# EOS R - Cancel focus magnifier with shutter button?



## iamTTboy (Nov 28, 2019)

I was wondering if anyone was able to find a way to set the EOS R so that when you half-press the shutter button, if you are in focus magnifier, it will exit so that you can see the full screen again.

Half-pressing on most of the Fuji or Sony mirrorless cameras exits the magnifier screen but can't figure it out on Canon.

For the interim, I'm using the right M-fn bar and the record button for focus magnifier.


----------



## Dockland (Nov 28, 2019)

iamTTboy said:


> I was wondering if anyone was able to find a way to set the EOS R so that when you half-press the shutter button, if you are in focus magnifier, it will exit so that you can see the full screen again.
> 
> Half-pressing on most of the Fuji or Sony mirrorless cameras exits the magnifier screen but can't figure it out on Canon.
> 
> For the interim, I'm using the right M-fn bar and the record button for focus magnifier.

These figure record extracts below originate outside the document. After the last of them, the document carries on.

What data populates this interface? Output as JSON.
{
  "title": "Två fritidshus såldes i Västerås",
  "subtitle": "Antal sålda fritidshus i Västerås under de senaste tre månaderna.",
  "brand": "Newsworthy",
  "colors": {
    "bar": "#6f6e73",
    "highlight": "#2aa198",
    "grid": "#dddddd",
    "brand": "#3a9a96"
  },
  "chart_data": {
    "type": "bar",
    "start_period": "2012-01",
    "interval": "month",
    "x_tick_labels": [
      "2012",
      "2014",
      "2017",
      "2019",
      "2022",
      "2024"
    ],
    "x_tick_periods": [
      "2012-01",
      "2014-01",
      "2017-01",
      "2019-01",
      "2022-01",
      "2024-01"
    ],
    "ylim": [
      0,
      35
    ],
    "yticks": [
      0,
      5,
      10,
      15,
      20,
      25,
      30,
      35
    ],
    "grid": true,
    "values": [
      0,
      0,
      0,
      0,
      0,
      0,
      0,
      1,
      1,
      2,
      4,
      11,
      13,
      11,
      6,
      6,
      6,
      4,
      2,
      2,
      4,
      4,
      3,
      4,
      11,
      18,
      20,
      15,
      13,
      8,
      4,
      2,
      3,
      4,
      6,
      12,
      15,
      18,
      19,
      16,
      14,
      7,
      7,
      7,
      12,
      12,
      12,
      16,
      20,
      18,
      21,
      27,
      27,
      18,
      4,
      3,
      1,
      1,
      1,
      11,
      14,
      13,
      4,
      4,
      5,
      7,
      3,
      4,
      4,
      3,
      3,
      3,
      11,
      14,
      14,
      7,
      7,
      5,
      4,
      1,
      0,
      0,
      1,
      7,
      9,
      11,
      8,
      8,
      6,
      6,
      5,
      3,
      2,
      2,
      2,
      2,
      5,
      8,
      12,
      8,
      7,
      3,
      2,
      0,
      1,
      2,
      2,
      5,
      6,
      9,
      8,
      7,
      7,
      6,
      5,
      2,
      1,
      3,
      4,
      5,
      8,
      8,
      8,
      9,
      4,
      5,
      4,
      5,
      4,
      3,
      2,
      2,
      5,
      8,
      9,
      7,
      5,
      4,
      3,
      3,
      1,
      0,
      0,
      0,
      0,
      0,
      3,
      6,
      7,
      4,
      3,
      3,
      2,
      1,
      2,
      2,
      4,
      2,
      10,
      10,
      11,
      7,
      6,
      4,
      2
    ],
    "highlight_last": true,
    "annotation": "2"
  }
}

It's working on my 5D IV without any hassle. You might have a faulty device perhaps?


----------



## iamTTboy (Nov 28, 2019)

Dockland said:


> It's working on my 5D IV without any hassle. You might have a faulty device perhaps?


not sure, I don't have a 5D IV to compare with, only a 6D


----------



## Dockland (Nov 28, 2019)

iamTTboy said:


> not sure, I don't have a 5D IV to compare with, only a 6D


Ah, i find it a bit hard that Canon "removes" features. They usually add functionality. If it's not a bug in FW?


----------



## steen-ag (Nov 28, 2019)

Just turn the fucusring and it will magnify 5 or 10 times


----------



## iamTTboy (Nov 28, 2019)

Dockland said:


> Ah, i find it a bit hard that Canon "removes" features. They usually add functionality. If it's not a bug in FW?


the EOS R Menu and Settings feels limited and incomplete to me. I hope they release an update to fix this the exit magnify screen.



steen-ag said:


> Just turn the fucusring and it will magnify 5 or 10 times



forgot to mention I am using legacy non Canon lenses with no focus chip (Leica M and Pentax lenses) on my Canon EOS R


----------